Given, velocity of source of sound \( =50 \mathrm{~ms}^{-1} \); frequency measured by observer \( =500 \mathrm{~Hz} \)
Now, frequency of sound when source is moving towards stationary observer is
\(f^{\prime}=f\left(\frac{v}{v-v_{s}}\right) \rightarrow(1)\)
Frequency of sound when source is moving away from the stationary observer is
\(f^{\prime \prime}=f\left(\frac{v}{v+v_{s}}\right) \rightarrow(2)\)
Using Eqs. (1) and (2), we have
\(\frac{f^{\prime}}{f^{\prime \prime}}=\frac{f\left(\frac{v}{v-v_{s}}\right)}{f\left(\frac{v}{v+v_{s}}\right)} \)
\(\Rightarrow \frac{f^{\prime}}{f^{\prime \prime}}=\frac{\left(v+v_{s}\right)}{\left(v-v_{s}\right)}\)

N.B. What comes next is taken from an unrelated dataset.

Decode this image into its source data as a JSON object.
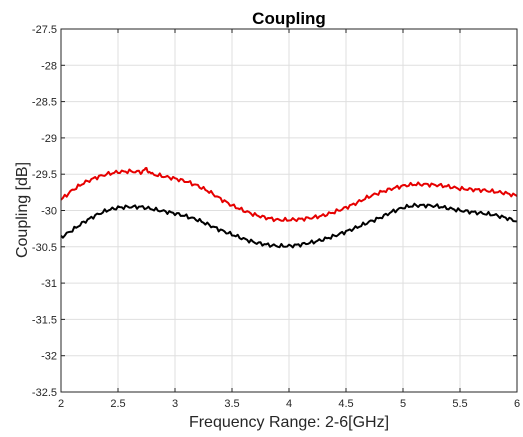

Substitute \( v=350 \mathrm{~ms}^{-1} ; v_{s}=50 \mathrm{~ms}^{-} \)
\(f^{\prime}=500 H z \)
\(\frac{500}{f^{\prime \prime}}=\frac{350+50}{350-50} \)
\(\Rightarrow \frac{500}{f^{\prime \prime}}=\frac{400}{300} \)
\(\Rightarrow f^{\prime \prime}=\frac{300 \times 500}{400}\)
Therefore, \( f^{\prime \prime}=375 \mathrm{~Hz} \)
Thus, apparent frequency of sound as heard by the observer when source is moving away from him is \( 375 \mathrm{~Hz} \).